# 2 Understanding, describing & exploring data

## Concepts

• In order to answer a research question (ultimately the end goal), data must be organised, this involves both numerical and graphical summaries.
• Summaries have several roles; they help us to understand & communicate features of our data such as patterns and measures of the middle and spread of values, they highlight exceptions to these features and patterns such as extreme values, they may also indirectly suggest appropriate statistical models for answering our research question. Lastly they are sometimes used for designing further studies, for example, statistics such as the standard deviation are used to calculate what sample size might be needed for a study.
• Numerical and graphical summaries should be chosen that capture features of the data and any unusual observations. Important features include the centre and spread of the distribution.
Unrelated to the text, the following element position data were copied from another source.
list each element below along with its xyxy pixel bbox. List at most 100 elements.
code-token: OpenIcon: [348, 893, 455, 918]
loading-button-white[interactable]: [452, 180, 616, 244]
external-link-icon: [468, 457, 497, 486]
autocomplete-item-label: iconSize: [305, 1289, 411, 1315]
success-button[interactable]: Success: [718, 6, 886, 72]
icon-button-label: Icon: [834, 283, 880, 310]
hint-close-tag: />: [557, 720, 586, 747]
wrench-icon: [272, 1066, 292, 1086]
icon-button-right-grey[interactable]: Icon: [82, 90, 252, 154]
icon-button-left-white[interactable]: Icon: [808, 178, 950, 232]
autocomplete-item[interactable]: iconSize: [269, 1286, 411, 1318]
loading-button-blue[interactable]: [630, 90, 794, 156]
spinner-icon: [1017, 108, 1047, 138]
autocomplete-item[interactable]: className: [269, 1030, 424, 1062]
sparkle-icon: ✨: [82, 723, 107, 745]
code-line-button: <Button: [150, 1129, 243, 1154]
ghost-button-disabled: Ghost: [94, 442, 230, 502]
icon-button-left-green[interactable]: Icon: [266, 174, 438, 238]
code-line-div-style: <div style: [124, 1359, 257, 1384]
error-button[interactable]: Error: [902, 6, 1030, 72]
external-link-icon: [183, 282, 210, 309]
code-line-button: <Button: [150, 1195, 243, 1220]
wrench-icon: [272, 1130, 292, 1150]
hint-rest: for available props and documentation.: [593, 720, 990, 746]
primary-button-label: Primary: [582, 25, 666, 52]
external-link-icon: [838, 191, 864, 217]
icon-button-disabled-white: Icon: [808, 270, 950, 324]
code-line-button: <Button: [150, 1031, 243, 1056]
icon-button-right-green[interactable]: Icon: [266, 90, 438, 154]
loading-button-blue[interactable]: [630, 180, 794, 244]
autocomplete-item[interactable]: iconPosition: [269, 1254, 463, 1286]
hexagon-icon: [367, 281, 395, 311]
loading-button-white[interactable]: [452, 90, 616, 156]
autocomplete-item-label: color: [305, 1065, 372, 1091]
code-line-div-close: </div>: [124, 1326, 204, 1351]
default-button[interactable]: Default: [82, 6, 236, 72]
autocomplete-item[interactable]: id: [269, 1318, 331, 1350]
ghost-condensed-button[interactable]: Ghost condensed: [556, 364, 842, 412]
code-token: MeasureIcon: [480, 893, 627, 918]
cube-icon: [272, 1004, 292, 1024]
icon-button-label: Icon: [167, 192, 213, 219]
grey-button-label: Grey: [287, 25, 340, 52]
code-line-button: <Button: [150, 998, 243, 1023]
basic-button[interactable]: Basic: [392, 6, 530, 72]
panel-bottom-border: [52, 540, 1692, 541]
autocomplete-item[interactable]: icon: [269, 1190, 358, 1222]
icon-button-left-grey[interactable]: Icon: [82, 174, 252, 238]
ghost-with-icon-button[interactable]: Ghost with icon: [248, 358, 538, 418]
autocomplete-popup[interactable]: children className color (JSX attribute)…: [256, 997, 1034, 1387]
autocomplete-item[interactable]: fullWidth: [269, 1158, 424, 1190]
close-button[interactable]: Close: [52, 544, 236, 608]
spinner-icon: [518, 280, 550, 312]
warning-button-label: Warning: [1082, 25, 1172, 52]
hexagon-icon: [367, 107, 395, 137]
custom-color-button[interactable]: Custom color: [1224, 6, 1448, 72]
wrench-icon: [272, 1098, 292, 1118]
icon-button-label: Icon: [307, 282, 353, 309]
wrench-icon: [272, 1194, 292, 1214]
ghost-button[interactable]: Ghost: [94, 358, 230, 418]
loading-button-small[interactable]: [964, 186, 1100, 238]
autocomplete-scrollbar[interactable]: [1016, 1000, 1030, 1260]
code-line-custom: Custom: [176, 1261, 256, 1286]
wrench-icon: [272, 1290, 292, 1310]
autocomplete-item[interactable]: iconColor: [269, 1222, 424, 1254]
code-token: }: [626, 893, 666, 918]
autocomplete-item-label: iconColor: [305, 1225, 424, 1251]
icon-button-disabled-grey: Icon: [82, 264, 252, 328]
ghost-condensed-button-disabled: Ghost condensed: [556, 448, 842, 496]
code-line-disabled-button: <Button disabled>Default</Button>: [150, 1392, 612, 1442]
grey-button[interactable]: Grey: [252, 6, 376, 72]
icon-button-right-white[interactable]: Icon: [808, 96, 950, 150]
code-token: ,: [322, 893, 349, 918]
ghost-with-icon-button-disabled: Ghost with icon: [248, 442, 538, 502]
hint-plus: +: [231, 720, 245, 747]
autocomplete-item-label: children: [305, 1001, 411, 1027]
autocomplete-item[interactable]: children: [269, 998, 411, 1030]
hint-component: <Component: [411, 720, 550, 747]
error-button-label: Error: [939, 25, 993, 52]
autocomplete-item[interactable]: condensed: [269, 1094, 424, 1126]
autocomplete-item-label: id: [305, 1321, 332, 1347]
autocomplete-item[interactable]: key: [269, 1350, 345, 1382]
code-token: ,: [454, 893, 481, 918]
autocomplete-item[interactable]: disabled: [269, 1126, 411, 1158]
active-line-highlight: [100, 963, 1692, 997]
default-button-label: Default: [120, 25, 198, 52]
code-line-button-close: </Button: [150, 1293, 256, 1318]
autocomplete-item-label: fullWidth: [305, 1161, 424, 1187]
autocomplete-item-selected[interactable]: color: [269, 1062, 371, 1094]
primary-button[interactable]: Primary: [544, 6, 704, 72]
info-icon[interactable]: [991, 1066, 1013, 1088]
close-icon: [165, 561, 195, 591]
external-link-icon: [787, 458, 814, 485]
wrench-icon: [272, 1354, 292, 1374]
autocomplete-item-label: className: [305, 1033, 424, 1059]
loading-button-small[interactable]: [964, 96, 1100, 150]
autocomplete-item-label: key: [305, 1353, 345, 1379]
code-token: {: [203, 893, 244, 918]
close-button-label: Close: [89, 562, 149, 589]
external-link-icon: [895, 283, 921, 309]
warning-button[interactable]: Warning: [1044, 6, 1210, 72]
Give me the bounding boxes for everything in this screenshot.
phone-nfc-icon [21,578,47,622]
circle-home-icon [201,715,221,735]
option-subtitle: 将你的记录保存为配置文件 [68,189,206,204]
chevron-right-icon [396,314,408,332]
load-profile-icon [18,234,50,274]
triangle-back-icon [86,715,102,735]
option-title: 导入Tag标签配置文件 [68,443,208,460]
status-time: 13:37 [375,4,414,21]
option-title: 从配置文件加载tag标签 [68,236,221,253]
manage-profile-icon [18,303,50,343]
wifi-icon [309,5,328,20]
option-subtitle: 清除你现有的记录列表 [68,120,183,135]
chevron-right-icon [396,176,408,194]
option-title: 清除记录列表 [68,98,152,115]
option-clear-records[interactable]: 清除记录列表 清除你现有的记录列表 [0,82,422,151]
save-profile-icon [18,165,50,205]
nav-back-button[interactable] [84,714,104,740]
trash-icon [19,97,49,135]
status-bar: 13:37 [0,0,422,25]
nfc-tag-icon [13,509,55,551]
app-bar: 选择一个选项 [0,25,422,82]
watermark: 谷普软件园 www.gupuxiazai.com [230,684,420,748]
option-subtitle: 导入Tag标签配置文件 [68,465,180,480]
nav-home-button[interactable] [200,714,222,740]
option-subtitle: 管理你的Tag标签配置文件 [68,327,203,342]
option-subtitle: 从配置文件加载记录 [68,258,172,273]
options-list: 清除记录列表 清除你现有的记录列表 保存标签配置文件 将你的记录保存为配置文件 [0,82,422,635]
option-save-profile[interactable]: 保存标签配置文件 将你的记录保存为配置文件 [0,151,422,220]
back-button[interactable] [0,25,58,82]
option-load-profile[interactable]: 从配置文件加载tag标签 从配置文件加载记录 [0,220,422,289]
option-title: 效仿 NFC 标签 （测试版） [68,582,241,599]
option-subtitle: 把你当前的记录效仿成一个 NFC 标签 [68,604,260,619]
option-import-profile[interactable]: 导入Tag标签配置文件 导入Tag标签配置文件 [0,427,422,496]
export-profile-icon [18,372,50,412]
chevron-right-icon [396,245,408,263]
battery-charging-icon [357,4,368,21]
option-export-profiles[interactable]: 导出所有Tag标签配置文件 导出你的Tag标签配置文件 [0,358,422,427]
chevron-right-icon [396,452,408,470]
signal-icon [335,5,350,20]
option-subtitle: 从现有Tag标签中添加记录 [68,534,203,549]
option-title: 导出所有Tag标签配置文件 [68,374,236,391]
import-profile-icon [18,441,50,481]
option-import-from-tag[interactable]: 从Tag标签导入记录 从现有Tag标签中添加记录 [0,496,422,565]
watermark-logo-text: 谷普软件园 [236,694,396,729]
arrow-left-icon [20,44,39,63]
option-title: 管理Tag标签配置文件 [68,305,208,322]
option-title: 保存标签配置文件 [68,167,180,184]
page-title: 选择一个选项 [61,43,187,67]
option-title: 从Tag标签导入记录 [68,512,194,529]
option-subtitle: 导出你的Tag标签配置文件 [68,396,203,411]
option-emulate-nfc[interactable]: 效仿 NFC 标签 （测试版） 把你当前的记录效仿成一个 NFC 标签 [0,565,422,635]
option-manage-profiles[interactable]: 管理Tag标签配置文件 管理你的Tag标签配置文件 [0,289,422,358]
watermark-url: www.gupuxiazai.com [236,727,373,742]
## Connections with other material

• The methods of statistical analysis used to answer research questions or make statistical inference, eg, comparing groups to see if a difference may be real or just due to chance, depend on the type of data and their features. Understanding different variable types and ways of summarising them is essential to choosing the correct statistical method.
• Every analysis begins with an exploration and description of the data using numerical and graphical summaries. It is the first part of the process of comparing groups or assessing associations. It helps avoids choosing the wrong method. It is also part of the ethos of transparency in reporting of science.
• Describing the data collected in a sample is often not the ultimate goal of a research project. Questions such as is the difference observed in these data true or could it just be due to chance, often remain. This part is statistical inference.